Dass dieser Angriff an Feigheit und Niedertracht nicht zu überbieten ist, ist sowieso klar. Aber er wirft noch ein paar weitere Fragen auf:

Wie geblendet von Hass kann man sein?

Natürlich besteht die Möglichkeit, dass die Täter vorher nachschauten, in welchem Zimmer die Familie sich gerade aufhält und sie die Brandbombe dann absichtlich in das Nachbarzimmer warfen. Genauso gut möglich ist aber, dass es ihnen einfach egal war, ob sie jemanden möglicherweise tödlich verletzen oder nicht.

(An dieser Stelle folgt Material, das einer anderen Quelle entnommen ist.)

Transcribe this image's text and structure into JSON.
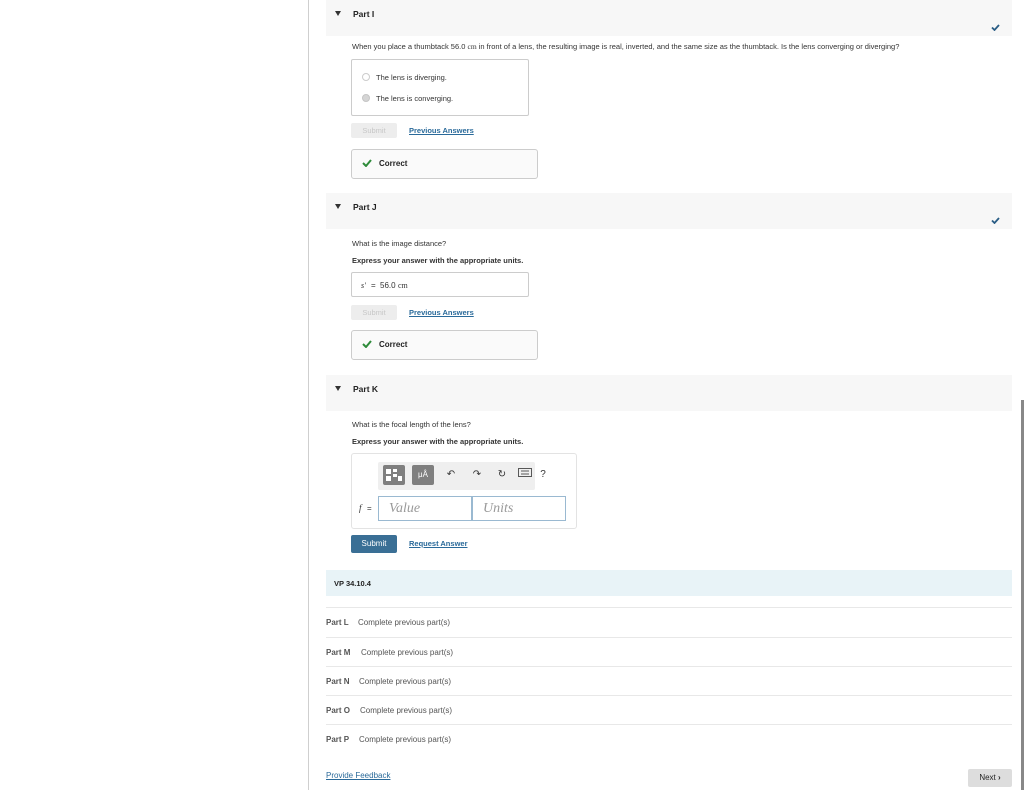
{
  "partI": {
    "title": "Part I",
    "question_pre": "When you place a thumbtack 56.0 ",
    "question_unit": "cm",
    "question_post": " in front of a lens, the resulting image is real, inverted, and the same size as the thumbtack. Is the lens converging or diverging?",
    "choices": [
      "The lens is diverging.",
      "The lens is converging."
    ],
    "selected_index": 1,
    "submit_label": "Submit",
    "previous_answers": "Previous Answers",
    "result": "Correct"
  },
  "partJ": {
    "title": "Part J",
    "question": "What is the image distance?",
    "instruction": "Express your answer with the appropriate units.",
    "variable": "s′",
    "equals": "=",
    "value": "56.0",
    "unit": "cm",
    "submit_label": "Submit",
    "previous_answers": "Previous Answers",
    "result": "Correct"
  },
  "partK": {
    "title": "Part K",
    "question": "What is the focal length of the lens?",
    "instruction": "Express your answer with the appropriate units.",
    "toolbar": {
      "templates_icon": "templates-icon",
      "units_label": "μÅ",
      "undo_icon": "undo-icon",
      "redo_icon": "redo-icon",
      "reset_icon": "reset-icon",
      "keyboard_icon": "keyboard-icon",
      "help_label": "?"
    },
    "variable": "f",
    "equals": "=",
    "value_placeholder": "Value",
    "units_placeholder": "Units",
    "submit_label": "Submit",
    "request_answer": "Request Answer"
  },
  "section": {
    "title": "VP 34.10.4"
  },
  "locked_parts": [
    {
      "name": "Part L",
      "status": "Complete previous part(s)"
    },
    {
      "name": "Part M",
      "status": "Complete previous part(s)"
    },
    {
      "name": "Part N",
      "status": "Complete previous part(s)"
    },
    {
      "name": "Part O",
      "status": "Complete previous part(s)"
    },
    {
      "name": "Part P",
      "status": "Complete previous part(s)"
    }
  ],
  "footer": {
    "feedback_link": "Provide Feedback",
    "next_label": "Next"
  },
  "colors": {
    "accent": "#3a6f95",
    "correct_green": "#2e8b3a",
    "check_blue": "#2a5d85"
  }
}
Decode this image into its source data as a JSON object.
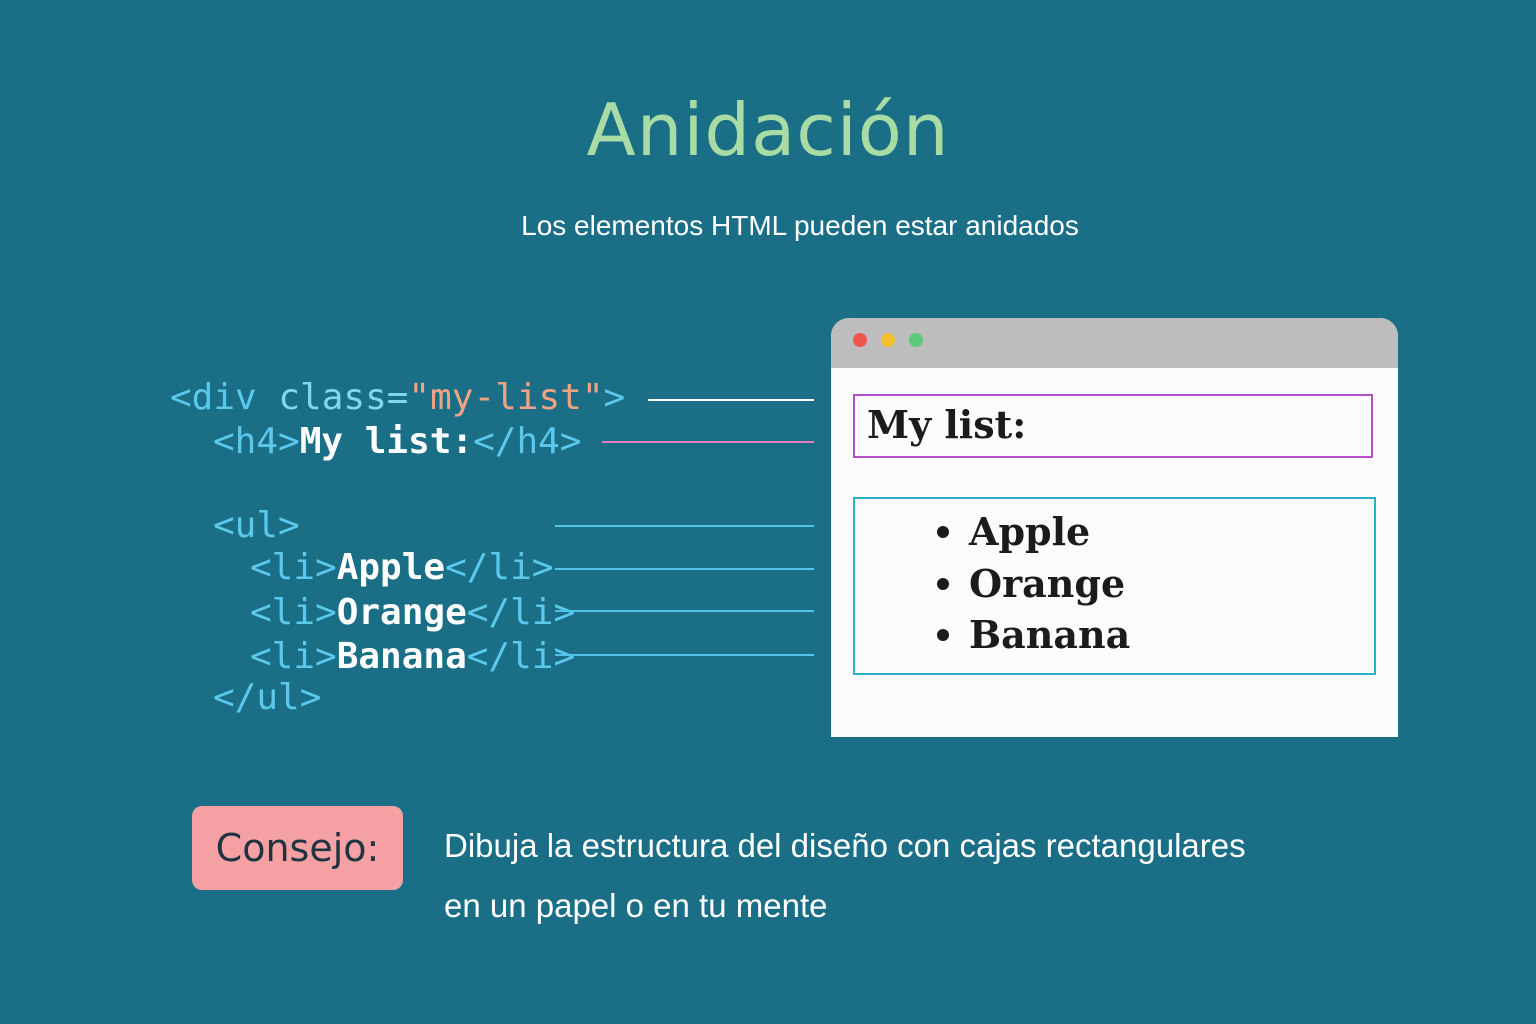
{
  "title": "Anidación",
  "subtitle": "Los elementos HTML pueden estar anidados",
  "code": {
    "div_open_tag": "<div",
    "div_class_attr": " class=",
    "div_class_value": "\"my-list\"",
    "div_close_bracket": ">",
    "h4_open": "<h4>",
    "h4_text": "My list:",
    "h4_close": "</h4>",
    "ul_open": "<ul>",
    "li_open": "<li>",
    "li_close": "</li>",
    "items": [
      "Apple",
      "Orange",
      "Banana"
    ],
    "ul_close": "</ul>"
  },
  "browser": {
    "heading": "My list:",
    "items": [
      "Apple",
      "Orange",
      "Banana"
    ]
  },
  "tip": {
    "label": "Consejo:",
    "line1": "Dibuja la estructura del diseño con cajas rectangulares",
    "line2": "en un papel o en tu mente"
  },
  "colors": {
    "background": "#1a6f87",
    "title": "#a8dca4",
    "tag": "#5cc8ec",
    "string": "#f2a386",
    "h4_outline": "#b54fc5",
    "ul_outline": "#2bb2c6",
    "tip_badge": "#f5a0a3"
  }
}
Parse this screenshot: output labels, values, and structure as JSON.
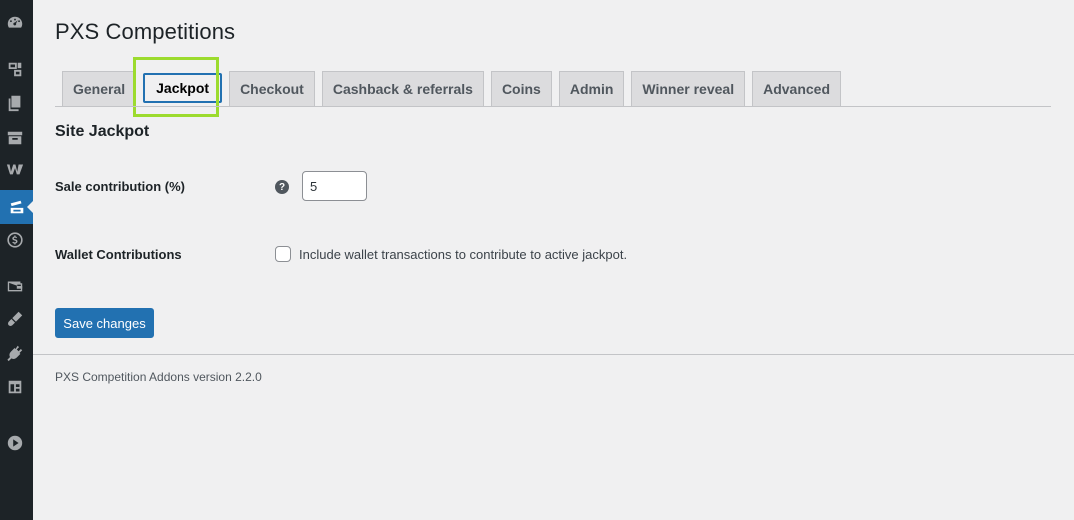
{
  "page": {
    "title": "PXS Competitions"
  },
  "tabs": [
    {
      "label": "General"
    },
    {
      "label": "Jackpot",
      "active": true
    },
    {
      "label": "Checkout"
    },
    {
      "label": "Cashback & referrals"
    },
    {
      "label": "Coins"
    },
    {
      "label": "Admin"
    },
    {
      "label": "Winner reveal"
    },
    {
      "label": "Advanced"
    }
  ],
  "section": {
    "title": "Site Jackpot"
  },
  "fields": {
    "sale_contribution": {
      "label": "Sale contribution (%)",
      "help": "?",
      "value": "5"
    },
    "wallet_contributions": {
      "label": "Wallet Contributions",
      "checkbox_label": "Include wallet transactions to contribute to active jackpot.",
      "checked": false
    }
  },
  "actions": {
    "save_label": "Save changes"
  },
  "footer": {
    "version_text": "PXS Competition Addons version 2.2.0"
  },
  "sidebar": {
    "icons": [
      "dashboard-icon",
      "media-icon",
      "pages-icon",
      "archive-icon",
      "woocommerce-icon",
      "competitions-icon",
      "payments-icon",
      "wallet-icon",
      "appearance-icon",
      "plugins-icon",
      "tools-icon",
      "play-icon"
    ]
  },
  "colors": {
    "accent": "#2271b1",
    "highlight_outline": "#9cdb2e",
    "sidebar_bg": "#1d2327",
    "page_bg": "#f0f0f1"
  }
}
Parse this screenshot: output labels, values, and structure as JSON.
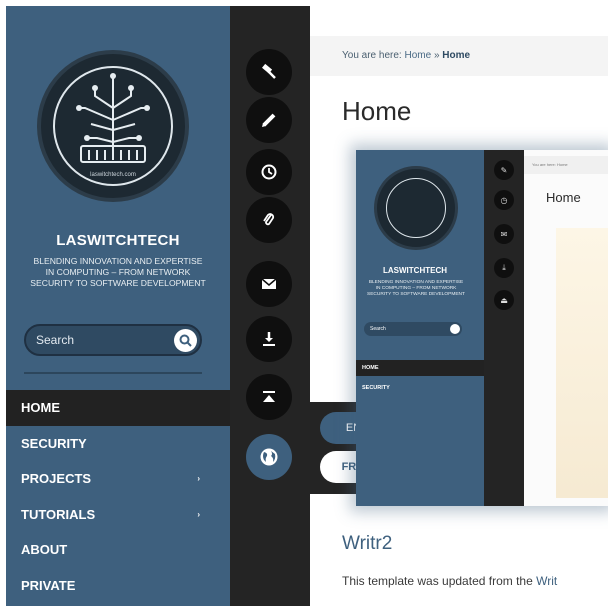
{
  "site": {
    "name": "LASWITCHTECH",
    "tagline": "Blending innovation and expertise in computing – from network security to software development",
    "logo_caption": "laswitchtech.com"
  },
  "search": {
    "placeholder": "Search"
  },
  "nav": {
    "items": [
      {
        "label": "HOME",
        "active": true,
        "has_submenu": false
      },
      {
        "label": "SECURITY",
        "has_submenu": false
      },
      {
        "label": "PROJECTS",
        "has_submenu": true
      },
      {
        "label": "TUTORIALS",
        "has_submenu": true
      },
      {
        "label": "ABOUT",
        "has_submenu": false
      },
      {
        "label": "PRIVATE",
        "has_submenu": false
      }
    ],
    "submenu_arrow": "›"
  },
  "rail_icons": [
    "hammer-icon",
    "pencil-icon",
    "clock-icon",
    "paperclip-icon",
    "envelope-icon",
    "download-icon",
    "eject-icon",
    "globe-icon"
  ],
  "language": {
    "english": "ENGLISH",
    "french": "FRANÇAIS",
    "selected": "FRANÇAIS"
  },
  "breadcrumb": {
    "prefix": "You are here:",
    "link": "Home",
    "separator": "»",
    "current": "Home"
  },
  "page": {
    "title": "Home",
    "section_title": "Writr2",
    "body_prefix": "This template was updated from the ",
    "body_link": "Writ"
  },
  "thumbnail": {
    "brand": "LASWITCHTECH",
    "tagline": "Blending innovation and expertise in computing – from network security to software development",
    "search_placeholder": "Search",
    "nav": [
      "HOME",
      "SECURITY"
    ],
    "title": "Home",
    "breadcrumb": "You are here: Home"
  },
  "colors": {
    "sidebar": "#3e607e",
    "rail": "#242424",
    "accent": "#3e607e"
  }
}
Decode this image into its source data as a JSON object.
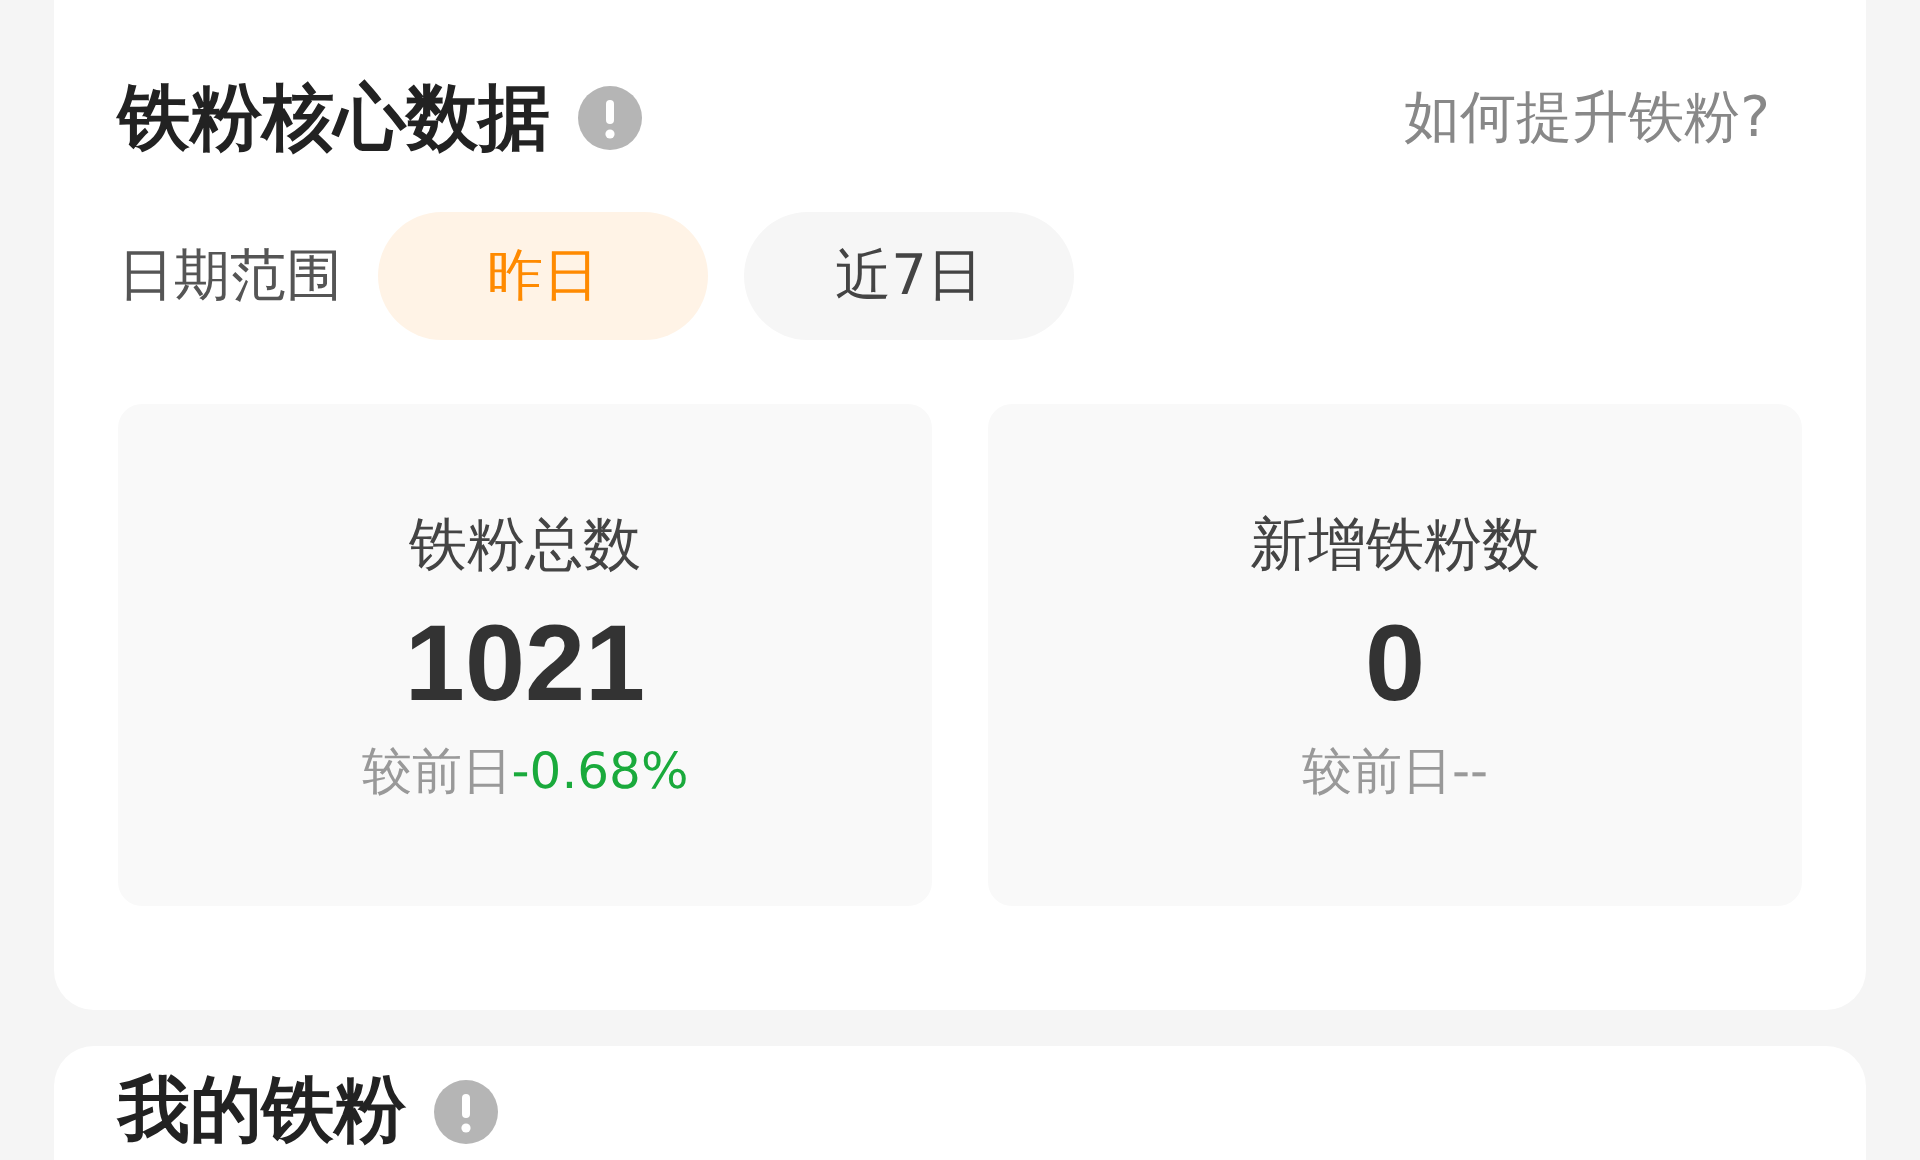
{
  "core_card": {
    "title": "铁粉核心数据",
    "help_link": "如何提升铁粉?"
  },
  "date_range": {
    "label": "日期范围",
    "options": [
      {
        "label": "昨日",
        "selected": true
      },
      {
        "label": "近7日",
        "selected": false
      }
    ]
  },
  "stats": [
    {
      "label": "铁粉总数",
      "value": "1021",
      "compare_label": "较前日",
      "change": "-0.68%",
      "kind": "decrease"
    },
    {
      "label": "新增铁粉数",
      "value": "0",
      "compare_label": "较前日",
      "change": "--",
      "kind": "neutral"
    }
  ],
  "next_card": {
    "title": "我的铁粉"
  }
}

In jedem Fall muss man sich aber fragen, was in den Köpfen dieser Leute vorgeht. Wie können sie es für gerecht halten, andere Menschen so existentiell zu bedrohen? Menschen, die möglicherweise vor genau so einer Bedrohung nach Deutschland geflüchtet sind und jetzt hier versuchen müssen, ihr Leben neu zusammen zu setzen? Obwohl die Diskussion über „echte" und „unechte" Flüchtlinge müßig ist: Simbabwe hat mit Robert Mugabe einen der brutalsten Diktatoren der Welt an seiner Spitze, der seit fast zehn Jahren faktisch Krieg gegen die ärmsten Schichten seines Landes führt. Wie kann man jemandem wünschen, dass er bei lebendigem Leib verbrennt, nur weil er ein besseres Leben für sich und ihre Kinder sucht?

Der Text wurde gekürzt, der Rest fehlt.